Two young cognitive neuroscientists who met as graduate students at Boston University, Ogi Ogas and Sai Gaddam claim to have studied the secret sexual behavior of more than a hundred million men and women around the world by observing what people do within the anonymity of the Internet. Alfred Kinsey, by comparison, personally interviewed some 18,000 subjects (middle-class Caucasians) in the 1950s.
Ogas and Gaddam reached these fantastic figures by analyzing a billion web searches, a million websites, a million erotic videos, a million erotic stories, millions of personal ads, and tens of thousands of digitized romance novels. Making use of sex research, evolutionary psychology and comments posted on pornography hubs and other websites, Ogas and Gaddam cooncluded that “men’s brains are designed to objectify females.” Since men’s chief concern is with the biological fitness of women for childbearing, they are programmed to easily feel desire for that which is visible to the naked eye: “The shapely curves of female ornamentation indicate how many years of healthy childbearing remain across a woman’s entire lifetime.”
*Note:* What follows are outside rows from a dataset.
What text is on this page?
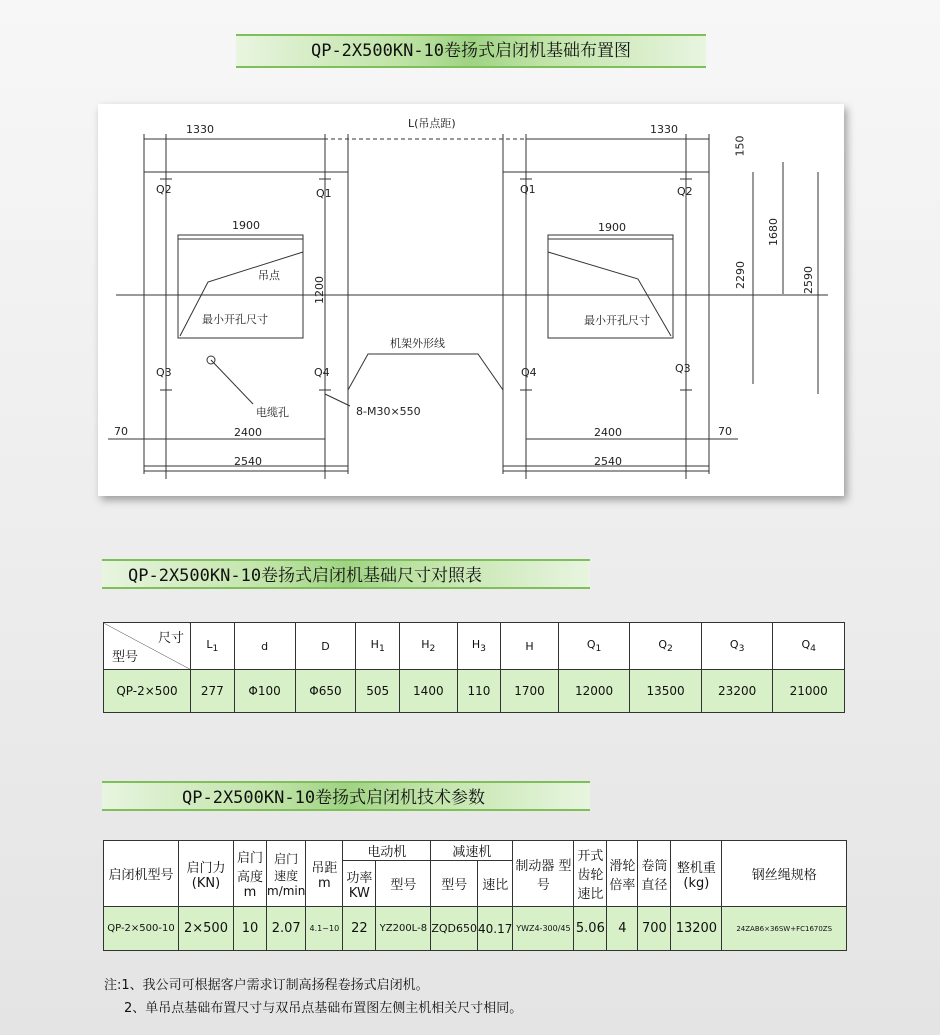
QP-2X500KN-10卷扬式启闭机基础布置图
L(吊点距)
1330	1330
1900	1900
1200
Q2	Q1	Q1	Q2
Q3	Q4	Q4	Q3
最小开孔尺寸	最小开孔尺寸
吊点
机架外形线
电缆孔	8-M30×550
2400	2400
2540	2540
70	70
150
1680
2290	2590
QP-2X500KN-10卷扬式启闭机基础尺寸对照表
尺寸
型号	$L_1$	d	D	$H_1$	$H_2$	$H_3$	H	$Q_1$	$Q_2$	$Q_3$	$Q_4$
QP-2×500	277	Φ100	Φ650	505	1400	110	1700	12000	13500	23200	21000
QP-2X500KN-10卷扬式启闭机技术参数
启闭机型号	启门力 (KN)	启门 高度 m	启门 速度 m/min	吊距 m	电动机		减速机		制动器 型号	开式 齿轮 速比	滑轮 倍率	卷筒 直径	整机重 (kg)	钢丝绳规格
					功率 KW	型号	型号	速比						
QP-2×500-10	2×500	10	2.07	4.1~10	22	YZ200L-8	ZQD650	40.17	YWZ4-300/45	5.06	4	700	13200	24ZAB6×36SW+FC1670ZS
注:1、我公司可根据客户需求订制高扬程卷扬式启闭机。
2、单吊点基础布置尺寸与双吊点基础布置图左侧主机相关尺寸相同。
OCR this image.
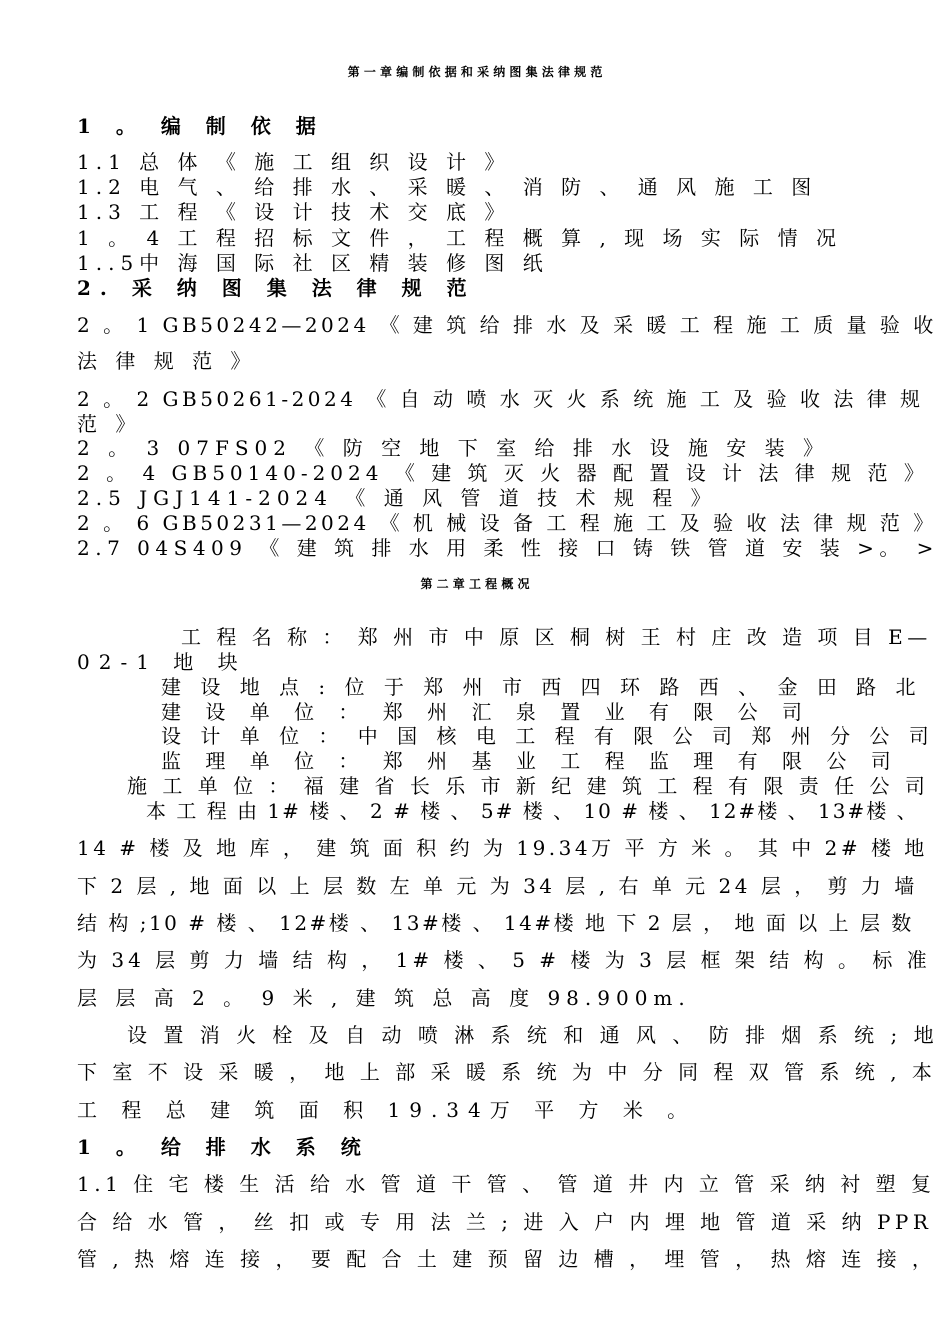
第 一 章 编 制 依 据 和 采 纳 图 集 法 律 规 范
1 。 编 制 依 据
1.1 总 体 《 施 工 组 织 设 计 》
1.2 电 气 、 给 排 水 、 采 暖 、 消 防 、 通 风 施 工 图
1.3 工 程 《 设 计 技 术 交 底 》
1 。 4 工 程 招 标 文 件 ， 工 程 概 算 , 现 场 实 际 情 况
1..5中 海 国 际 社 区 精 装 修 图 纸
2. 采 纳 图 集 法 律 规 范
2 。 1 GB50242—2024 《 建 筑 给 排 水 及 采 暖 工 程 施 工 质 量 验 收
法 律 规 范 》
2 。 2 GB50261-2024 《 自 动 喷 水 灭 火 系 统 施 工 及 验 收 法 律 规
范 》
2 。 3 07FS02 《 防 空 地 下 室 给 排 水 设 施 安 装 》
2 。 4 GB50140-2024 《 建 筑 灭 火 器 配 置 设 计 法 律 规 范 》
2.5 JGJ141-2024 《 通 风 管 道 技 术 规 程 》
2 。 6 GB50231—2024 《 机 械 设 备 工 程 施 工 及 验 收 法 律 规 范 》
2.7 04S409 《 建 筑 排 水 用 柔 性 接 口 铸 铁 管 道 安 装 >。 >
第 二 章 工 程 概 况
工 程 名 称 ： 郑 州 市 中 原 区 桐 树 王 村 庄 改 造 项 目 E—
02-1 地 块
建 设 地 点 : 位 于 郑 州 市 西 四 环 路 西 、 金 田 路 北
建 设 单 位 ： 郑 州 汇 泉 置 业 有 限 公 司
设 计 单 位 ： 中 国 核 电 工 程 有 限 公 司 郑 州 分 公 司
监 理 单 位 ： 郑 州 基 业 工 程 监 理 有 限 公 司
施 工 单 位 ： 福 建 省 长 乐 市 新 纪 建 筑 工 程 有 限 责 任 公 司
本 工 程 由 1# 楼 、 2 # 楼 、 5# 楼 、 10 # 楼 、 12#楼 、 13#楼 、
14 # 楼 及 地 库 ， 建 筑 面 积 约 为 19.34万 平 方 米 。 其 中 2# 楼 地
下 2 层 , 地 面 以 上 层 数 左 单 元 为 34 层 , 右 单 元 24 层 ， 剪 力 墙
结 构 ;10 # 楼 、 12#楼 、 13#楼 、 14#楼 地 下 2 层 ， 地 面 以 上 层 数
为 34 层 剪 力 墙 结 构 ， 1# 楼 、 5 # 楼 为 3 层 框 架 结 构 。 标 准
层 层 高 2 。 9 米 , 建 筑 总 高 度 98.900m.
设 置 消 火 栓 及 自 动 喷 淋 系 统 和 通 风 、 防 排 烟 系 统 ; 地
下 室 不 设 采 暖 ， 地 上 部 采 暖 系 统 为 中 分 同 程 双 管 系 统 , 本
工 程 总 建 筑 面 积 19.34万 平 方 米 。
1 。 给 排 水 系 统
1.1 住 宅 楼 生 活 给 水 管 道 干 管 、 管 道 井 内 立 管 采 纳 衬 塑 复
合 给 水 管 ， 丝 扣 或 专 用 法 兰 ; 进 入 户 内 埋 地 管 道 采 纳 PPR
管 , 热 熔 连 接 ， 要 配 合 土 建 预 留 边 槽 ， 埋 管 ， 热 熔 连 接 ，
Women, on the other hand, Ogas and Gaddam stated, have a unique neural structure contrived by evolution to protect them against the risks of reckless sex and to ensure that their partner would be a “strong and decent men willing to invest in a stable, long-term, child-rearing relationship.” This structure “inhabits a woman’s conscious mind and intercepts signals coming from her body, preventing them from triggering conscious, psychological arousal.” In other words, physical arousal and psychological arousal in men are united, while in women, the two are separate.
One wonders if the authors’ conclusions based on web searches accurately reflect those portions of the world’s population who do not surf the web for porn (or do not surf the web at all). And whether the comparison of a selective population of porn-users to an also selective group of female readers of romance novels would measure up in academic research settings.